In The New York Times, however, columnist George Vecsey argued for Bonds to get his due. "Nobody _ and certainly not some chemist in a white smock _ swung the bat for Bonds against objects moving 80 or 90 or 100 miles an hour," Vecsey wrote.
There's another aspect to the Bonds story that many point to as a reason for apathy: his personality.
At least outside his home base of San Francisco, "Bonds has a reputation of being surly, angry, and media-hostile," says Marc Ganis, president of Sportscorp Ltd., a Chicago-based sports consulting firm. "That has as much to do with the resounding thud that's greeted this record as the steroid accusations.

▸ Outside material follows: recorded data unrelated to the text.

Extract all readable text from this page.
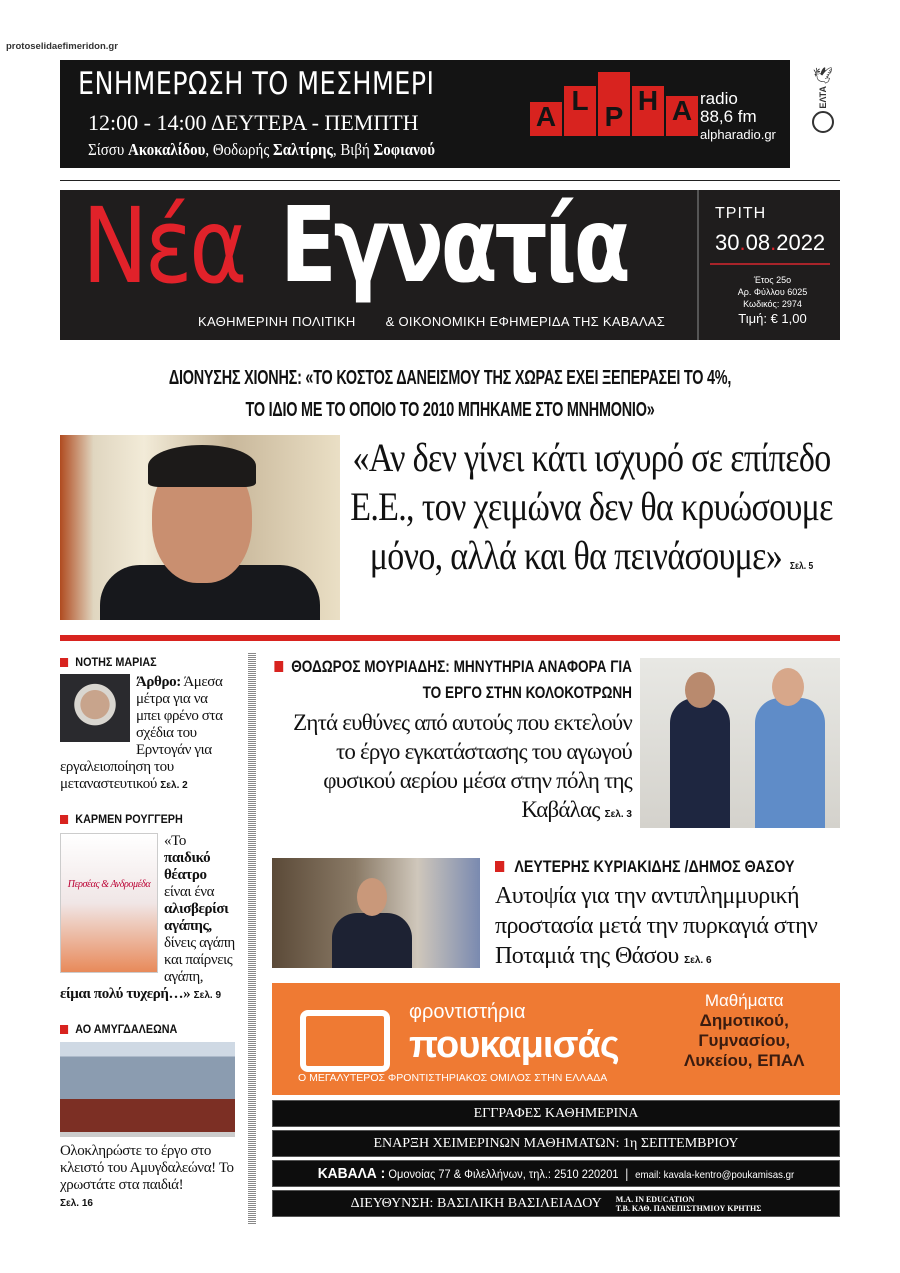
ΕΝΗΜΕΡΩΣΗ ΤΟ ΜΕΣΗΜΕΡΙ
12:00 - 14:00 ΔΕΥΤΕΡΑ - ΠΕΜΠΤΗ
Σίσσυ Ακοκαλίδου, Θοδωρής Σαλτίρης, Βιβή Σοφιανού
A
L
P
H A radio
88,6 fm
alpharadio.gr
🕊
ΕΛΤΑ
Νέα Εγνατία
ΚΑΘΗΜΕΡΙΝΗ ΠΟΛΙΤΙΚΗ & ΟΙΚΟΝΟΜΙΚΗ ΕΦΗΜΕΡΙΔΑ ΤΗΣ ΚΑΒΑΛΑΣ
ΤΡΙΤΗ
30.08.2022
Έτος 25ο
Αρ. Φύλλου 6025
Κωδικός: 2974
Τιμή: € 1,00
protoselidaefimeridon.gr
ΔΙΟΝΥΣΗΣ ΧΙΟΝΗΣ: «ΤΟ ΚΟΣΤΟΣ ΔΑΝΕΙΣΜΟΥ ΤΗΣ ΧΩΡΑΣ ΕΧΕΙ ΞΕΠΕΡΑΣΕΙ ΤΟ 4%,
ΤΟ ΙΔΙΟ ΜΕ ΤΟ ΟΠΟΙΟ ΤΟ 2010 ΜΠΗΚΑΜΕ ΣΤΟ ΜΝΗΜΟΝΙΟ»
«Αν δεν γίνει κάτι ισχυρό σε επίπεδο Ε.Ε., τον χειμώνα δεν θα κρυώσουμε μόνο, αλλά και θα πεινάσουμε» Σελ. 5
ΝΟΤΗΣ ΜΑΡΙΑΣ
Άρθρο: Άμεσα μέτρα για να μπει φρένο στα σχέδια του Ερντογάν για εργαλειοποίηση του μεταναστευτικού Σελ. 2
ΚΑΡΜΕΝ ΡΟΥΓΓΕΡΗ
Περσέας & Ανδρομέδα
«Το παιδικό θέατρο είναι ένα αλισβερίσι αγάπης, δίνεις αγάπη και παίρνεις αγάπη, είμαι πολύ τυχερή…» Σελ. 9
ΑΟ ΑΜΥΓΔΑΛΕΩΝΑ
Ολοκληρώστε το έργο στο κλειστό του Αμυγδαλεώνα! Το χρωστάτε στα παιδιά!
Σελ. 16
ΘΟΔΩΡΟΣ ΜΟΥΡΙΑΔΗΣ: ΜΗΝΥΤΗΡΙΑ ΑΝΑΦΟΡΑ ΓΙΑ ΤΟ ΕΡΓΟ ΣΤΗΝ ΚΟΛΟΚΟΤΡΩΝΗ
Ζητά ευθύνες από αυτούς που εκτελούν το έργο εγκατάστασης του αγωγού φυσικού αερίου μέσα στην πόλη της Καβάλας Σελ. 3
ΛΕΥΤΕΡΗΣ ΚΥΡΙΑΚΙΔΗΣ /ΔΗΜΟΣ ΘΑΣΟΥ
Αυτοψία για την αντιπλημμυρική προστασία μετά την πυρκαγιά στην Ποταμιά της Θάσου Σελ. 6
φροντιστήρια
πουκαμισάς
Ο ΜΕΓΑΛΥΤΕΡΟΣ ΦΡΟΝΤΙΣΤΗΡΙΑΚΟΣ ΟΜΙΛΟΣ ΣΤΗΝ ΕΛΛΑΔΑ
Μαθήματα
Δημοτικού,
Γυμνασίου,
Λυκείου, ΕΠΑΛ
ΕΓΓΡΑΦΕΣ ΚΑΘΗΜΕΡΙΝΑ
ΕΝΑΡΞΗ ΧΕΙΜΕΡΙΝΩΝ ΜΑΘΗΜΑΤΩΝ: 1η ΣΕΠΤΕΜΒΡΙΟΥ
ΚΑΒΑΛΑ : Ομονοίας 77 & Φιλελλήνων, τηλ.: 2510 220201 | email: kavala-kentro@poukamisas.gr
ΔΙΕΥΘΥΝΣΗ: ΒΑΣΙΛΙΚΗ ΒΑΣΙΛΕΙΑΔΟΥ M.A. IN EDUCATION
Τ.Β. ΚΑΘ. ΠΑΝΕΠΙΣΤΗΜΙΟΥ ΚΡΗΤΗΣ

Personality counts."
Essayist and author Roger Rosenblatt, an avid baseball fan himself, has no argument with that. Still, he's happy enough that Bonds landed the record.
"He's still one of the two or maybe three best players in history," Rosenblatt says.
He posits that the lack of enthusiasm over Bonds' achievement may have something to do with the waning value of records themselves.
"The very fact that it can be done somehow diminishes it," he says. "So many different home run records have been broken in the last 25-30 years."
Others find records to be of huge and enduring importance.
"I think all records mean a great deal," says David Cummings, senior deputy editor at ESPN The Magazine. "They're the foundation of all sports."
Cummings thinks there will be huge excitement next time _ that much more so because of the cloud of suspicion over Bonds' achievement.
"People," he says, "will want to be a part of it."